Reuters was unable to verify the authenticity of the report.
Earlier, the Russian military said that its artillery hit more than 400 Ukrainian targets during the day on Tuesday, while Ukrainian officials revealed that Russian forces bombed the railway infrastructure across Ukraine.
The spokesman for the Russian Defense Ministry, Major-General Igor Konashenkov, stated, on Tuesday, that the targets covered by the Russian artillery bombardment were Ukrainian artillery positions, strongholds of forces and two fuel depots.
Igor Konashenkov said the Russian planes hit 39 other targets, including troop and weapons posts and two command posts, the Associated Press reported.
He said that US-supplied artillery radar, 4 air defense radars and 6 ammunition depots were among the targets destroyed with precision-guided weapons during Tuesday.

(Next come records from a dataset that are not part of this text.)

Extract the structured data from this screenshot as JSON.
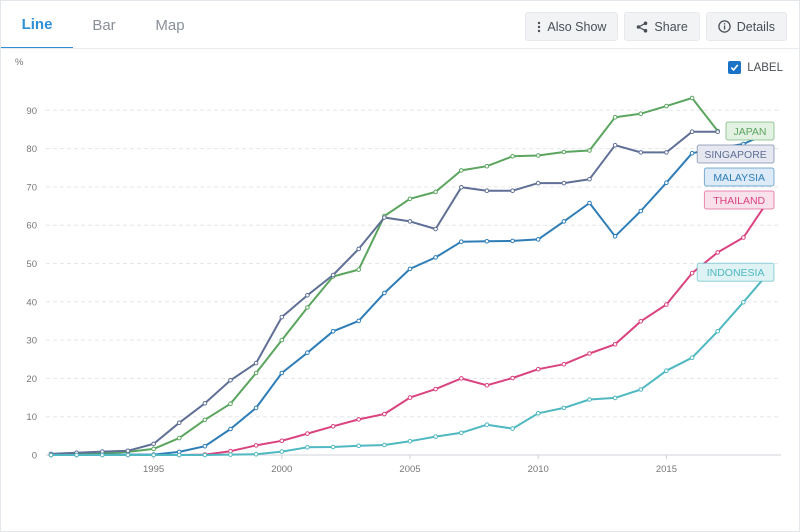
{
  "tabs": [
    {
      "label": "Line",
      "active": true
    },
    {
      "label": "Bar",
      "active": false
    },
    {
      "label": "Map",
      "active": false
    }
  ],
  "toolbar": {
    "also_show": "Also Show",
    "share": "Share",
    "details": "Details"
  },
  "label_toggle": {
    "text": "LABEL",
    "checked": true
  },
  "chart_data": {
    "type": "line",
    "unit_label": "%",
    "ylim": [
      0,
      95
    ],
    "yticks": [
      0,
      10,
      20,
      30,
      40,
      50,
      60,
      70,
      80,
      90
    ],
    "xlim": [
      1990.5,
      2019.5
    ],
    "xticks": [
      1995,
      2000,
      2005,
      2010,
      2015
    ],
    "grid": "horizontal dashed",
    "series": [
      {
        "name": "JAPAN",
        "color": "#5ba55f",
        "tag_fill": "#e3f1e3",
        "x": [
          1991,
          1992,
          1993,
          1994,
          1995,
          1996,
          1997,
          1998,
          1999,
          2000,
          2001,
          2002,
          2003,
          2004,
          2005,
          2006,
          2007,
          2008,
          2009,
          2010,
          2011,
          2012,
          2013,
          2014,
          2015,
          2016,
          2017
        ],
        "values": [
          0,
          0.2,
          0.4,
          0.8,
          1.6,
          4.4,
          9.2,
          13.4,
          21.4,
          30,
          38.5,
          46.6,
          48.4,
          62.4,
          66.9,
          68.7,
          74.3,
          75.4,
          78,
          78.2,
          79.1,
          79.5,
          88.2,
          89.1,
          91.1,
          93.2,
          84.6
        ]
      },
      {
        "name": "MALAYSIA",
        "color": "#2e7db7",
        "tag_fill": "#dcebf7",
        "x": [
          1991,
          1992,
          1993,
          1994,
          1995,
          1996,
          1997,
          1998,
          1999,
          2000,
          2001,
          2002,
          2003,
          2004,
          2005,
          2006,
          2007,
          2008,
          2009,
          2010,
          2011,
          2012,
          2013,
          2014,
          2015,
          2016,
          2017,
          2018,
          2019
        ],
        "values": [
          0,
          0,
          0.1,
          0.1,
          0.1,
          0.8,
          2.3,
          6.8,
          12.3,
          21.4,
          26.7,
          32.3,
          35,
          42.3,
          48.6,
          51.6,
          55.7,
          55.8,
          55.9,
          56.3,
          61,
          65.8,
          57.1,
          63.7,
          71.1,
          78.8,
          80.1,
          81.2,
          84.2
        ]
      },
      {
        "name": "SINGAPORE",
        "color": "#5f6f95",
        "tag_fill": "#e6e8f1",
        "x": [
          1991,
          1992,
          1993,
          1994,
          1995,
          1996,
          1997,
          1998,
          1999,
          2000,
          2001,
          2002,
          2003,
          2004,
          2005,
          2006,
          2007,
          2008,
          2009,
          2010,
          2011,
          2012,
          2013,
          2014,
          2015,
          2016,
          2017
        ],
        "values": [
          0.3,
          0.6,
          0.9,
          1.1,
          2.9,
          8.4,
          13.5,
          19.5,
          24,
          36,
          41.7,
          47,
          53.8,
          62,
          61,
          59,
          69.9,
          69,
          69,
          71,
          71,
          72,
          80.9,
          79,
          79,
          84.4,
          84.4
        ]
      },
      {
        "name": "THAILAND",
        "color": "#d9437f",
        "tag_fill": "#f9e1eb",
        "x": [
          1991,
          1992,
          1993,
          1994,
          1995,
          1996,
          1997,
          1998,
          1999,
          2000,
          2001,
          2002,
          2003,
          2004,
          2005,
          2006,
          2007,
          2008,
          2009,
          2010,
          2011,
          2012,
          2013,
          2014,
          2015,
          2016,
          2017,
          2018,
          2019
        ],
        "values": [
          0,
          0,
          0,
          0,
          0,
          0,
          0.1,
          1,
          2.5,
          3.7,
          5.6,
          7.5,
          9.3,
          10.7,
          15,
          17.2,
          20,
          18.2,
          20.1,
          22.4,
          23.7,
          26.5,
          28.9,
          34.9,
          39.3,
          47.5,
          52.9,
          56.8,
          66.7
        ]
      },
      {
        "name": "INDONESIA",
        "color": "#4fb8c1",
        "tag_fill": "#dff2f4",
        "x": [
          1991,
          1992,
          1993,
          1994,
          1995,
          1996,
          1997,
          1998,
          1999,
          2000,
          2001,
          2002,
          2003,
          2004,
          2005,
          2006,
          2007,
          2008,
          2009,
          2010,
          2011,
          2012,
          2013,
          2014,
          2015,
          2016,
          2017,
          2018,
          2019
        ],
        "values": [
          0,
          0,
          0,
          0,
          0,
          0,
          0,
          0.1,
          0.2,
          0.9,
          2,
          2.1,
          2.4,
          2.6,
          3.6,
          4.8,
          5.8,
          7.9,
          6.9,
          10.9,
          12.3,
          14.5,
          14.9,
          17.1,
          22,
          25.4,
          32.3,
          39.9,
          47.7
        ]
      }
    ]
  }
}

In Kyiv, Ukrainian officials said the Russian military had bombed railway infrastructure across the country.
The head of the Ukrainian Railways Authority, Oleksandr Kamyshin, said that the Russian strikes, on Tuesday, targeted 6 railway stations in the central and western regions of the country, causing severe damage.

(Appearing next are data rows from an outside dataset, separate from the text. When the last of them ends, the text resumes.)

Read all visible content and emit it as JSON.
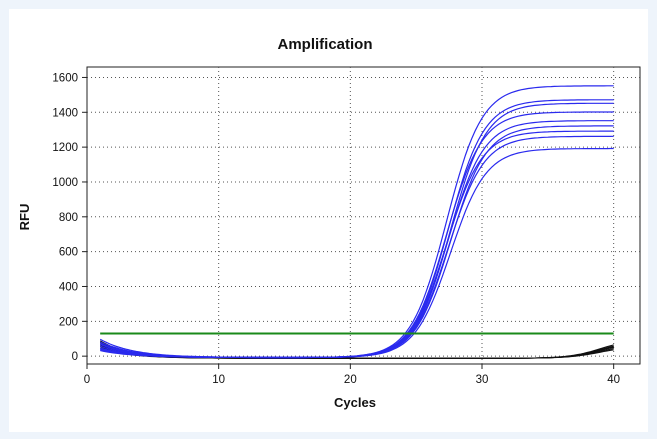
{
  "chart_data": {
    "type": "line",
    "title": "Amplification",
    "xlabel": "Cycles",
    "ylabel": "RFU",
    "xlim": [
      0,
      42
    ],
    "ylim": [
      -45,
      1660
    ],
    "x_ticks": [
      0,
      10,
      20,
      30,
      40
    ],
    "y_ticks": [
      0,
      200,
      400,
      600,
      800,
      1000,
      1200,
      1400,
      1600
    ],
    "grid": true,
    "threshold": {
      "value": 130,
      "x_range": [
        1,
        40
      ],
      "color": "#1a8a1a"
    },
    "amplified_series": {
      "color": "#2a2aee",
      "ct": 24,
      "baseline_start_cycle": 1,
      "plateaus": [
        1560,
        1480,
        1460,
        1410,
        1360,
        1330,
        1300,
        1270,
        1200
      ],
      "initial_values": [
        105,
        90,
        80,
        75,
        65,
        55,
        50,
        45,
        40
      ]
    },
    "negative_series": {
      "color": "#111111",
      "count": 6,
      "end_values": [
        110,
        100,
        95,
        90,
        80,
        70
      ]
    }
  }
}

Kamyshin added that the flights of at least 14 trains were delayed due to the attacks.
The governor of the Dnipro region, Valentin Reznichenko, said that the Russian missiles hit the railway infrastructure in the region, injuring one person and impeding the movement of trains.

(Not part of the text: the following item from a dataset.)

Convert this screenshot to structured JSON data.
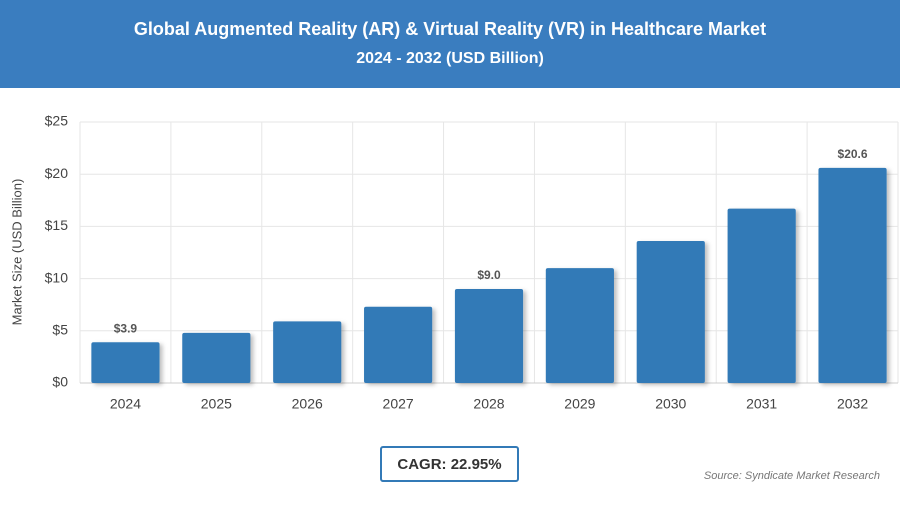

The Ukrainian army also reported targeting railways in the Kirovohrad region, noting that there had been unspecified losses.
Also on Tuesday, Russia fired missiles at the besieged Azovstal steel plant in Mariupol, after a ceasefire collapsed with some civilians trapped under the sprawling outpost despite UN-brokered evacuations, Reuters reported.
Russia has directed its heaviest firepower into eastern and southern Ukraine since it failed to seize the capital, Kyiv, last March.
But it has also bombed targets much further west in an effort to limit Ukraine’s access to the Black Sea, vital to its grain and mineral exports, and to impede supplies of Western military aid to President Volodymyr Zelensky’s forces.
The Russian Defense Ministry said on Tuesday that its forces bombed a small military airport near the port of Odessa with missiles, destroying drones, missiles and ammunition supplied by the United States and its European allies to Ukraine.
Andriy Sadovy, the mayor of Lviv, near the Polish border, said late on Tuesday that air strikes had damaged power plants, causing blackouts in some areas.